North Korea's state-run Korean Central News Agency (KCNA) on Sunday, June 3 reported that Syrian President Bashar al-Assad has planned to pay a visit to North Korean Supreme Leader Kim Jong-un. It will potentially be a visit by the first head of state to meet the North Korean leader in his own country.

Kim Jong Un and Bashar al-Assad

The Syrian leader reportedly revealed his plan about the visit on May 30 as he received the credentials of North Korea's new ambassador to Syria, Mun Jong-nam. The time and purpose of Assad's visit was not clear.

Syria is one of the few countries that has maintained cordial relations with North Korea, a hermit nation, over a considerable time.
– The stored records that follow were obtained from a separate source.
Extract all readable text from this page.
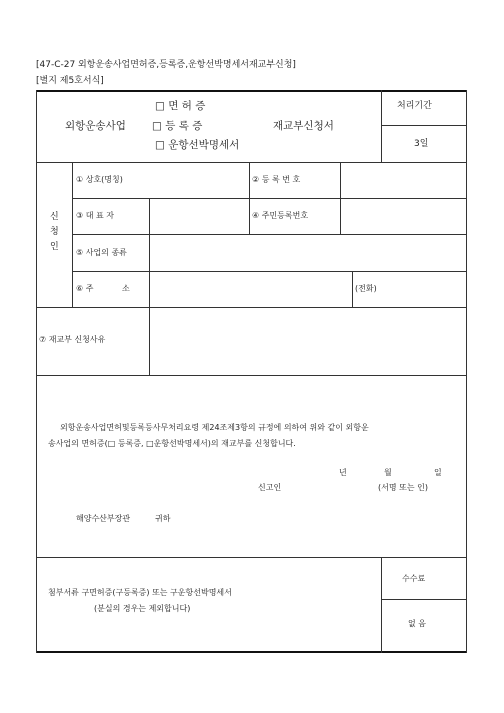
[47-C-27 외항운송사업면허증,등록증,운항선박명세서재교부신청]
[별지 제5호서식]
외항운송사업
□ 면 허 증
□ 등 록 증
□ 운항선박명세서
재교부신청서
처리기간
3일
신
청
인
① 상호(명칭)	② 등 록 번 호
③ 대 표 자	④ 주민등록번호
⑤ 사업의 종류
⑥ 주	소	(전화)
⑦ 재교부 신청사유
외항운송사업면허및등록등사무처리요령 제24조제3항의 규정에 의하여 위와 같이 외항운
송사업의 면허증(□ 등록증, □운항선박명세서)의 재교부를 신청합니다.
년	월	일
신고인	(서명 또는 인)
해양수산부장관	귀하
첨부서류 구면허증(구등록증) 또는 구운항선박명세서
(분실의 경우는 제외합니다)
수수료
없 음
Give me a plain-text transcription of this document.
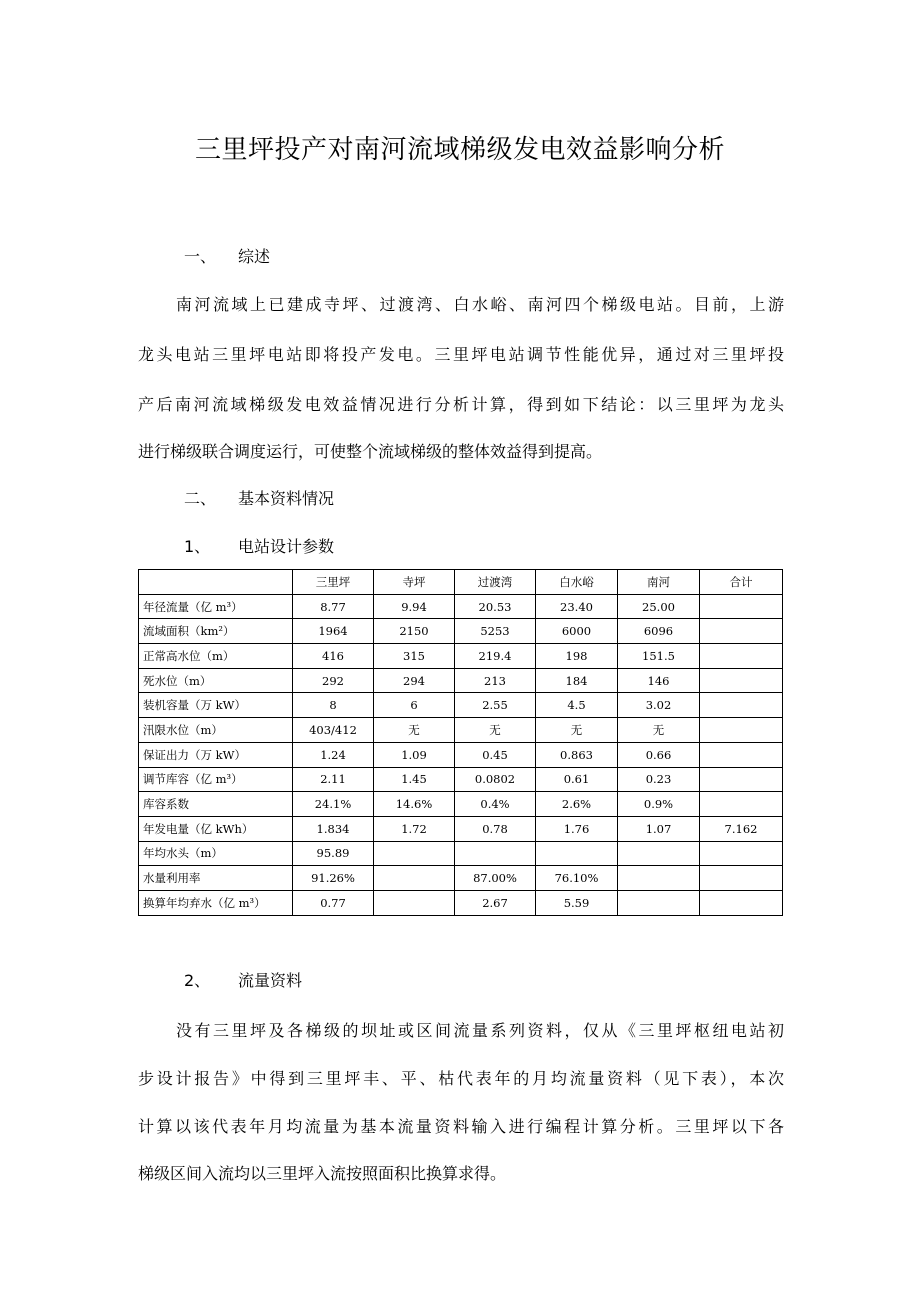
三里坪投产对南河流域梯级发电效益影响分析
一、 综述
南河流域上已建成寺坪、过渡湾、白水峪、南河四个梯级电站。目前，上游
龙头电站三里坪电站即将投产发电。三里坪电站调节性能优异，通过对三里坪投
产后南河流域梯级发电效益情况进行分析计算，得到如下结论：以三里坪为龙头
进行梯级联合调度运行，可使整个流域梯级的整体效益得到提高。
二、 基本资料情况
1、 电站设计参数
	三里坪	寺坪	过渡湾	白水峪	南河	合计
年径流量（亿 m³）	8.77	9.94	20.53	23.40	25.00	
流域面积（km²）	1964	2150	5253	6000	6096	
正常高水位（m）	416	315	219.4	198	151.5	
死水位（m）	292	294	213	184	146	
装机容量（万 kW）	8	6	2.55	4.5	3.02	
汛限水位（m）	403/412	无	无	无	无	
保证出力（万 kW）	1.24	1.09	0.45	0.863	0.66	
调节库容（亿 m³）	2.11	1.45	0.0802	0.61	0.23	
库容系数	24.1%	14.6%	0.4%	2.6%	0.9%	
年发电量（亿 kWh）	1.834	1.72	0.78	1.76	1.07	7.162
年均水头（m）	95.89					
水量利用率	91.26%		87.00%	76.10%		
换算年均弃水（亿 m³）	0.77		2.67	5.59		
2、 流量资料
没有三里坪及各梯级的坝址或区间流量系列资料，仅从《三里坪枢纽电站初
步设计报告》中得到三里坪丰、平、枯代表年的月均流量资料（见下表），本次
计算以该代表年月均流量为基本流量资料输入进行编程计算分析。三里坪以下各
梯级区间入流均以三里坪入流按照面积比换算求得。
The two countries had set up their official ties in 1966 and there have been instances when North Korea has stood by the Syrian regime - be it during the 1973 Arab-Israeli war or during the civil war in which Assad has been accused of using chemical weapons against his own people. The United Nations accused North Korea of backing Assad's chemical weapons programme which was slammed by the West and also saw a retaliatory military strike by the US, UK and France in mid-April.

Kim Jong-un has shown a diplomatic opening since the beginning of 2018, engaging with countries like China and South Korea, ahead of his big meeting with US President Donald Trump in Singapore on June 12 - a summit came back on track after getting derailed.

Assad, a vocal critic of the US and West, welcomed the development in the Korean Peninsula and praised Kim over showing "outstanding political calibre" and "wise leadership", the KCNA report said.

The western media views the Syrian leader's engagement with North Korea as a sign of his rising confidence.

The civil war in Syria has gone on for eight years now and with the backing of Russia and Iran, Assad has been successfully in thwarting the West's attempts to derail him all these years and continue to push back the rebels, even if that meant killing his own citizens.

Assad's forces have successfully wrested control of territories once under possession of the rebels and despite the April offensive by the West, has not any sign of bowing down.

Now, his keenness to meet the leader of another country confronted by the West shows his confidence in engaging with other dictators.